Two out of 23 cases (8%) showed subchorial thrombosis and all cases marked thickening of the decidual and spiral arteries wall.
Avascular villi – Two or more small foci with total loss of terminal villi capillaries in association with villar fibrosis were found in all cases.
Delayed villous maturation
The presence of marked acute and chronic infiltrate between villi (intervillositis) was found focally in 1 out of 23 cases (4%) and in 2/23 (8%) of the controls (p=n.s.).
Acute intervillositis was characterized by the presence of neutrophils in the intervillous space with occasional involvement of contiguous villi, often accompanied by patchy intervillous fibrin. On the contrary, chronic intervillositis showed a predominance of intervillous macrophages.

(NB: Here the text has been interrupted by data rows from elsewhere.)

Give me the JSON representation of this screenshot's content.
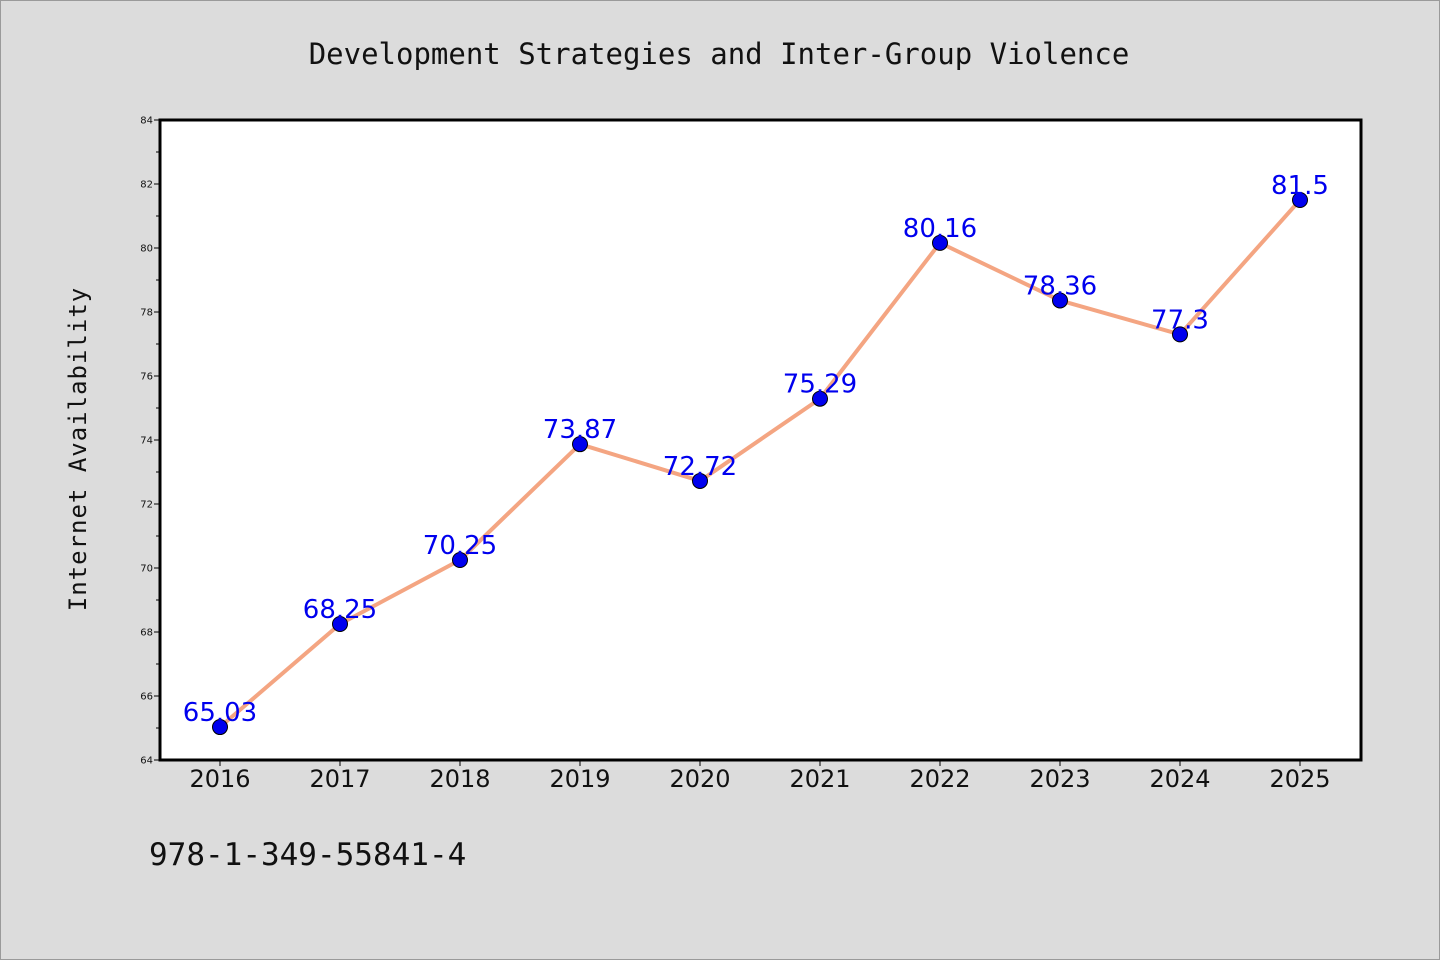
{
  "chart_data": {
    "type": "line",
    "title": "Development Strategies and Inter-Group Violence",
    "xlabel": "",
    "ylabel": "Internet Availability",
    "categories": [
      "2016",
      "2017",
      "2018",
      "2019",
      "2020",
      "2021",
      "2022",
      "2023",
      "2024",
      "2025"
    ],
    "series": [
      {
        "values": [
          65.03,
          68.25,
          70.25,
          73.87,
          72.72,
          75.29,
          80.16,
          78.36,
          77.3,
          81.5
        ],
        "data_labels": [
          "65.03",
          "68.25",
          "70.25",
          "73.87",
          "72.72",
          "75.29",
          "80.16",
          "78.36",
          "77.3",
          "81.5"
        ]
      }
    ],
    "ylim": [
      64,
      84
    ],
    "yticks": [
      64,
      66,
      68,
      70,
      72,
      74,
      76,
      78,
      80,
      82,
      84
    ],
    "grid": false,
    "legend": "none",
    "line_color": "#f4a582",
    "marker_color": "#0000ee",
    "label_color": "#0000ee"
  },
  "footer": {
    "code": "978-1-349-55841-4"
  },
  "colors": {
    "background": "#dcdcdc",
    "plot_area": "#ffffff"
  }
}
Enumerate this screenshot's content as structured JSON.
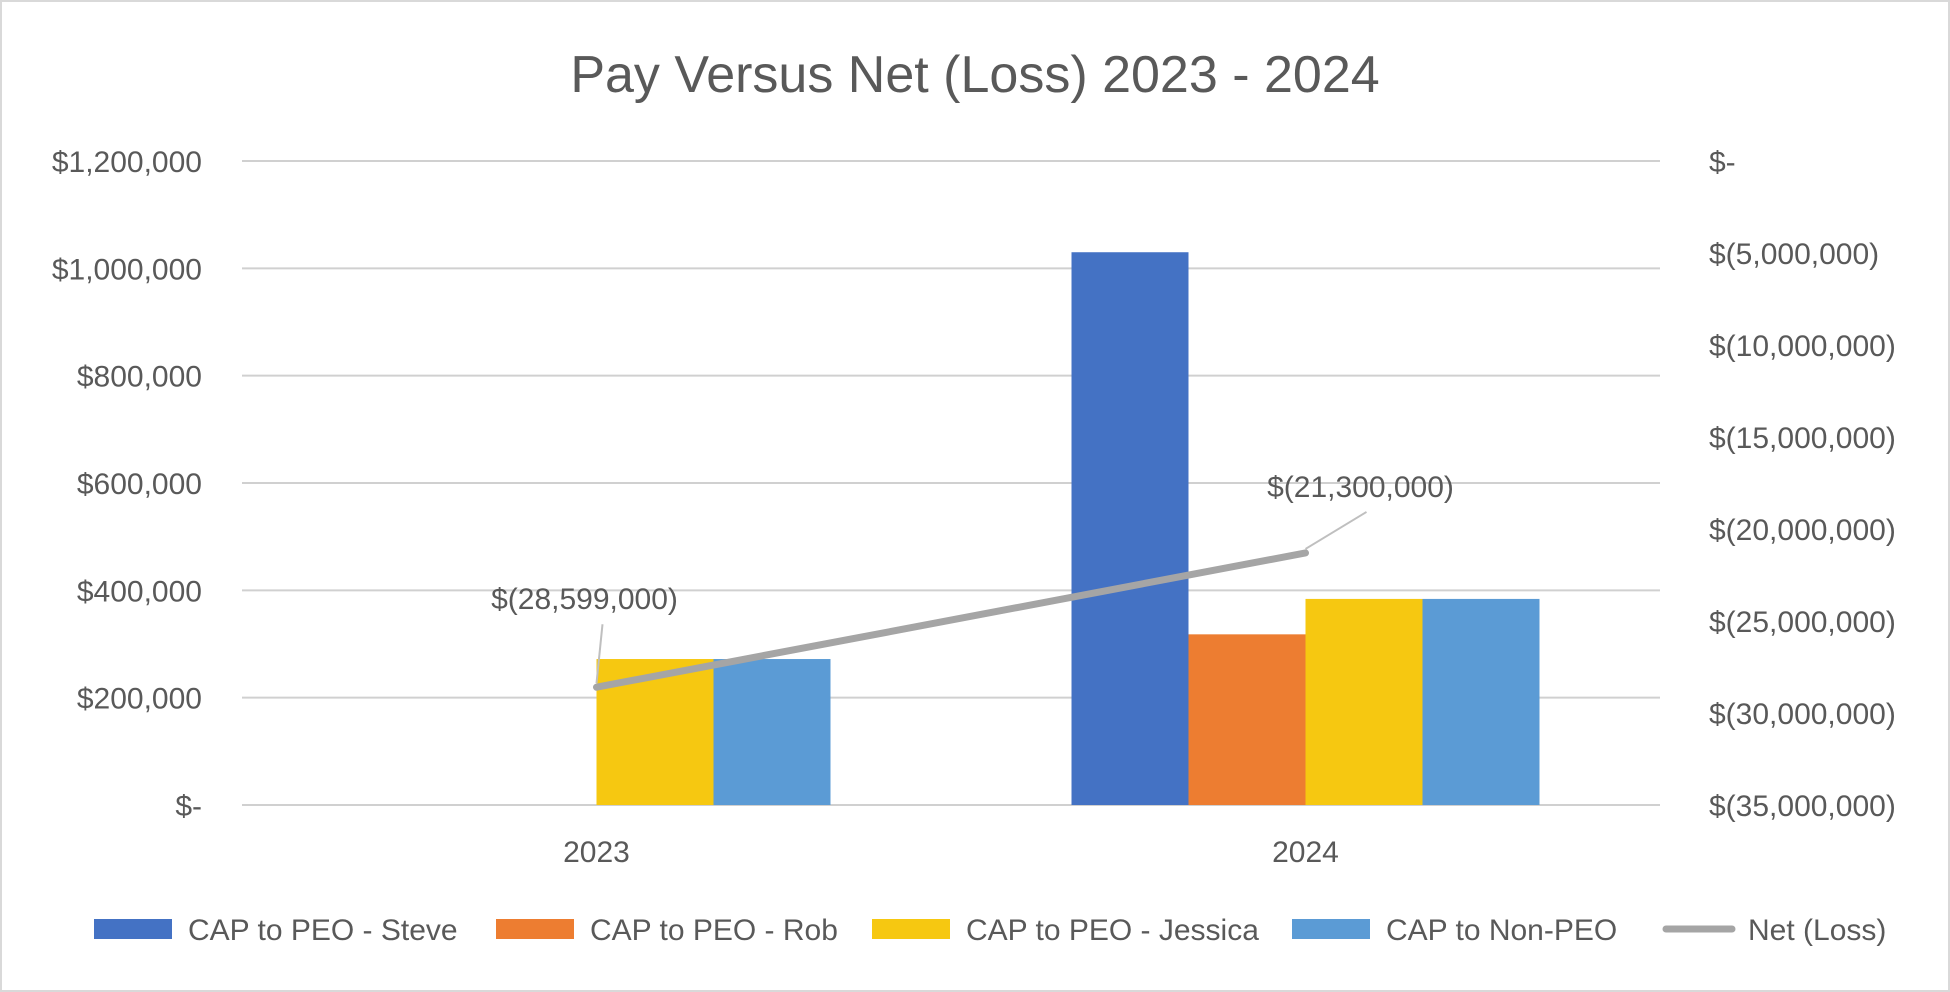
{
  "chart_data": {
    "type": "bar",
    "title": "Pay Versus Net (Loss) 2023 - 2024",
    "categories": [
      "2023",
      "2024"
    ],
    "series": [
      {
        "name": "CAP to PEO - Steve",
        "type": "bar",
        "axis": "left",
        "color": "#4472c4",
        "values": [
          0,
          1030000
        ]
      },
      {
        "name": "CAP to PEO - Rob",
        "type": "bar",
        "axis": "left",
        "color": "#ed7d31",
        "values": [
          0,
          318000
        ]
      },
      {
        "name": "CAP to PEO - Jessica",
        "type": "bar",
        "axis": "left",
        "color": "#f6c811",
        "values": [
          272000,
          384000
        ]
      },
      {
        "name": "CAP to Non-PEO",
        "type": "bar",
        "axis": "left",
        "color": "#5b9bd5",
        "values": [
          272000,
          384000
        ]
      },
      {
        "name": "Net (Loss)",
        "type": "line",
        "axis": "right",
        "color": "#a5a5a5",
        "values": [
          -28599000,
          -21300000
        ],
        "labels": [
          "$(28,599,000)",
          "$(21,300,000)"
        ]
      }
    ],
    "left_axis": {
      "ylim": [
        0,
        1200000
      ],
      "ticks": [
        0,
        200000,
        400000,
        600000,
        800000,
        1000000,
        1200000
      ],
      "tick_labels": [
        "$-",
        "$200,000",
        "$400,000",
        "$600,000",
        "$800,000",
        "$1,000,000",
        "$1,200,000"
      ]
    },
    "right_axis": {
      "ylim": [
        -35000000,
        0
      ],
      "ticks": [
        0,
        -5000000,
        -10000000,
        -15000000,
        -20000000,
        -25000000,
        -30000000,
        -35000000
      ],
      "tick_labels": [
        "$-",
        "$(5,000,000)",
        "$(10,000,000)",
        "$(15,000,000)",
        "$(20,000,000)",
        "$(25,000,000)",
        "$(30,000,000)",
        "$(35,000,000)"
      ]
    },
    "grid": true,
    "legend_position": "bottom"
  }
}
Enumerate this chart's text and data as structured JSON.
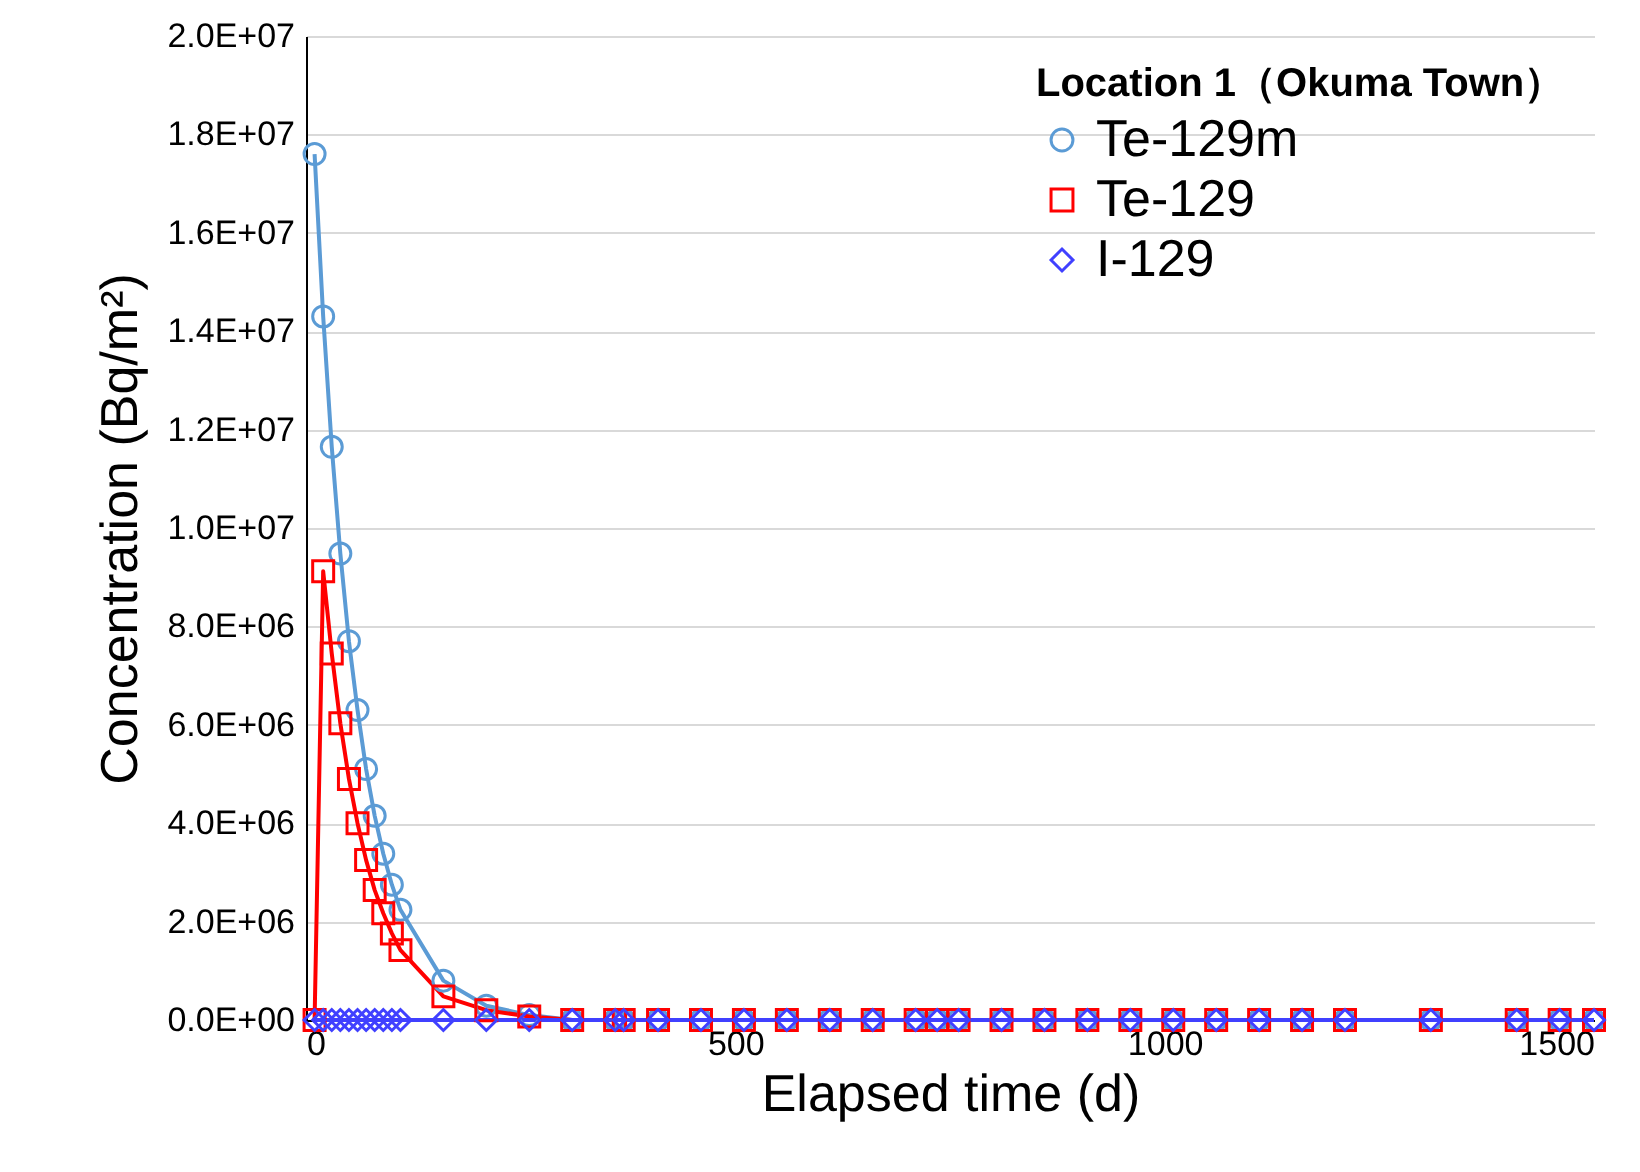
{
  "chart_data": {
    "type": "line",
    "legend_title": "Location 1（Okuma Town）",
    "xlabel": "Elapsed time (d)",
    "ylabel": "Concentration (Bq/m²)",
    "x": [
      10,
      20,
      30,
      40,
      50,
      60,
      70,
      80,
      90,
      100,
      110,
      160,
      210,
      260,
      310,
      360,
      370,
      410,
      460,
      510,
      560,
      610,
      660,
      710,
      735,
      760,
      810,
      860,
      910,
      960,
      1010,
      1060,
      1110,
      1160,
      1210,
      1310,
      1410,
      1460,
      1500
    ],
    "series": [
      {
        "name": "Te-129m",
        "color": "#5b9bd5",
        "marker": "circle",
        "values": [
          17600000,
          14300000,
          11650000,
          9480000,
          7700000,
          6300000,
          5100000,
          4150000,
          3380000,
          2750000,
          2240000,
          800000,
          290000,
          100000,
          0,
          0,
          0,
          0,
          0,
          0,
          0,
          0,
          0,
          0,
          0,
          0,
          0,
          0,
          0,
          0,
          0,
          0,
          0,
          0,
          0,
          0,
          0,
          0,
          0
        ]
      },
      {
        "name": "Te-129",
        "color": "#ff0000",
        "marker": "square",
        "values": [
          0,
          9120000,
          7450000,
          6030000,
          4900000,
          4000000,
          3250000,
          2640000,
          2170000,
          1760000,
          1420000,
          480000,
          200000,
          70000,
          0,
          0,
          0,
          0,
          0,
          0,
          0,
          0,
          0,
          0,
          0,
          0,
          0,
          0,
          0,
          0,
          0,
          0,
          0,
          0,
          0,
          0,
          0,
          0,
          0
        ]
      },
      {
        "name": "I-129",
        "color": "#4040ff",
        "marker": "diamond",
        "values": [
          0,
          0,
          0,
          0,
          0,
          0,
          0,
          0,
          0,
          0,
          0,
          0,
          0,
          0,
          0,
          0,
          0,
          0,
          0,
          0,
          0,
          0,
          0,
          0,
          0,
          0,
          0,
          0,
          0,
          0,
          0,
          0,
          0,
          0,
          0,
          0,
          0,
          0,
          0
        ]
      }
    ],
    "xlim": [
      0,
      1500
    ],
    "xticks": [
      0,
      500,
      1000,
      1500
    ],
    "ylim": [
      0,
      20000000
    ],
    "yticks": [
      {
        "value": 0,
        "label": "0.0E+00"
      },
      {
        "value": 2000000,
        "label": "2.0E+06"
      },
      {
        "value": 4000000,
        "label": "4.0E+06"
      },
      {
        "value": 6000000,
        "label": "6.0E+06"
      },
      {
        "value": 8000000,
        "label": "8.0E+06"
      },
      {
        "value": 10000000,
        "label": "1.0E+07"
      },
      {
        "value": 12000000,
        "label": "1.2E+07"
      },
      {
        "value": 14000000,
        "label": "1.4E+07"
      },
      {
        "value": 16000000,
        "label": "1.6E+07"
      },
      {
        "value": 18000000,
        "label": "1.8E+07"
      },
      {
        "value": 20000000,
        "label": "2.0E+07"
      }
    ],
    "grid": "y",
    "legend": "top right"
  }
}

A chronic villous inflammation not associated with recognizable microorganisms (non-specific villitis) was identified in the villous connectival axis in 1 out of 23 patients (4%) but in none of the controls (p=.n.s.).
Microscopically, lymphocytes were mixed with normal villi, accompanied by fibrin deposition and villous agglutination.
Finally, 3 out of 23 cases (13%) and 2/23 controls (8%) showed acute choramniositis and 1 out of 23 cases (4%) and none of the controls acute funisitis (p=.n.s.).
One specimen displayed a parenchymal chorioangioma, characterized by abundant fibrous connective tissue associated with small, congested vascular structures surrounded by proliferative mono stratified endothelium.
As no major fetal abnormalities were present at birth, a correlation between histological alterations and fetal outcome could not be made.
No statistically significant correlation with placental macroscopic findings such as placental weight between cancer and control group was found.